D'autre part, le gaspillage de la main-d'œuvre en société actuelle est un effet direct de la concurrence qui crée de nombreux chômeurs ; ceux-ci voudraient bien travailler mais ne peuvent trouver un emploi. Comme la société n'est justement pas du tout organisée de manière à prendre en considération l'emploi effectif de la main-d'œuvre, puisqu'on laisse chacun se chercher des moyens d'existence, il se produit tout naturellement que la distribution des tâches réellement ou apparemment utiles laisse nombre d'ouvriers sans travail. Cela est d'autant plus vrai que la lutte concurrentielle pousse chacun à faire les plus gros efforts, à saisir toutes les occasions qui se présentent à lui pour remplacer la main-d'œuvre coûteuse par d'autre meilleur marché, ce que le développement de la civilisation leur facilite toujours plus ; ou, en d'autres termes, chacun doit s'efforcer de priver les autres de gagne-pain, de prendre leur place d'une manière ou d'une autre. Ainsi, il y a dans toute société civilisée un grand nombre de chômeurs qui voudraient bien travailler mais ne trouvent pas de travail, et ce nombre est plus important qu'on ne le pense généralement. Aussi voyons-nous ces gens se prostituer d'une façon ou de l'autre ils mendient, balaient les rues, font le pied de grue dans l'attente de n'importe quel travail, subviennent à grand-peine à leur existence en rendant divers petits services occasionnels, en colportant toute sorte de pacotille, ou, comme nous l'avons vu ce soir pour quelques pauvres filles, parcourent les rues avec une guitare, jouent et chantent pour de l'argent, obligées de tolérer des insolences et des offres blessantes pour gagner quelques sous. Enfin, combien y en a-t-il qui deviennent victimes de la prostitution proprement dite ! Le nombre de chômeurs auxquels il ne reste rien d'autre que de se prostituer sous telle ou telle forme est très grand, nos institutions de bienfaisance pourraient en dire long là-dessus, et n'oubliez pas que la société nourrit d'une manière ou d'une autre ces gens malgré leur inutilité. Mais puisque la société doit assumer les frais de leur entretien, elle devrait aussi prendre soin que ces chômeurs gagnent leur pain honnêtement. Mais c'est ce que ne peut faire la société actuelle où règne la concurrence.
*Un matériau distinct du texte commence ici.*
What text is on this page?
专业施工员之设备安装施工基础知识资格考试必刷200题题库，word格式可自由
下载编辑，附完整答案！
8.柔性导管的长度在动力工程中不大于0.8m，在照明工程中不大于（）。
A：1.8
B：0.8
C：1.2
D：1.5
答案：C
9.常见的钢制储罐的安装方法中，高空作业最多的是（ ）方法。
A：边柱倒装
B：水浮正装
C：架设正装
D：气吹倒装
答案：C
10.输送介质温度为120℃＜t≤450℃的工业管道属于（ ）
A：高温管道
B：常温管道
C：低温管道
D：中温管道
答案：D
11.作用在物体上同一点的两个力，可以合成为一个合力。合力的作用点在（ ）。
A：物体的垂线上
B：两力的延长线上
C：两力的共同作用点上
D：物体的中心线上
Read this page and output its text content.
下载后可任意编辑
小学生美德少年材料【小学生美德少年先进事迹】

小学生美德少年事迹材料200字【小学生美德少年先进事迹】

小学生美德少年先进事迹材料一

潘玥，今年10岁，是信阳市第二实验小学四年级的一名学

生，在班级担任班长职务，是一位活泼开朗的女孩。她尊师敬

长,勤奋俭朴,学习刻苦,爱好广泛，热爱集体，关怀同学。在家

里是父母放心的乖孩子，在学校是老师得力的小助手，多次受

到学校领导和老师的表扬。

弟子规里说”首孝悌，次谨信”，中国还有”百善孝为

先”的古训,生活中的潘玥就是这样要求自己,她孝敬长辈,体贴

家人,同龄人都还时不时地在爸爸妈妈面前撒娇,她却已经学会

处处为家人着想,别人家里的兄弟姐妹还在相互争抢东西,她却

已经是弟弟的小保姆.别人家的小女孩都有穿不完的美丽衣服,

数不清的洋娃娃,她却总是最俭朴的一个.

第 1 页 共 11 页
Si, vous méditez bien tout ce qui précède, Messieurs, et je pourrais citer une multitude d'autres faits montrant comment la société actuelle gaspille ses forces de travail si vous méditez bien tout cela, vous trouverez que la société dispose à profusion de forces productives qui n'attendent qu'une organisation rationnelle et une répartition adéquate pour entrer en action au plus grand profit de tous. Dès lors vous pourrez constater combien peu fondée est la crainte qu'au cas d'une répartition équitable de l'activité sociale chacun se voit imposer une tâche si lourde qu'elle lui interdirait toute autre occupation. Nous pouvons supposer, au contraire; que grâce à une telle organisation le recours à la main-d'œuvre  actuellement point ou mal utilisée réduirait de moitié l'actuel temps de travail de chacun.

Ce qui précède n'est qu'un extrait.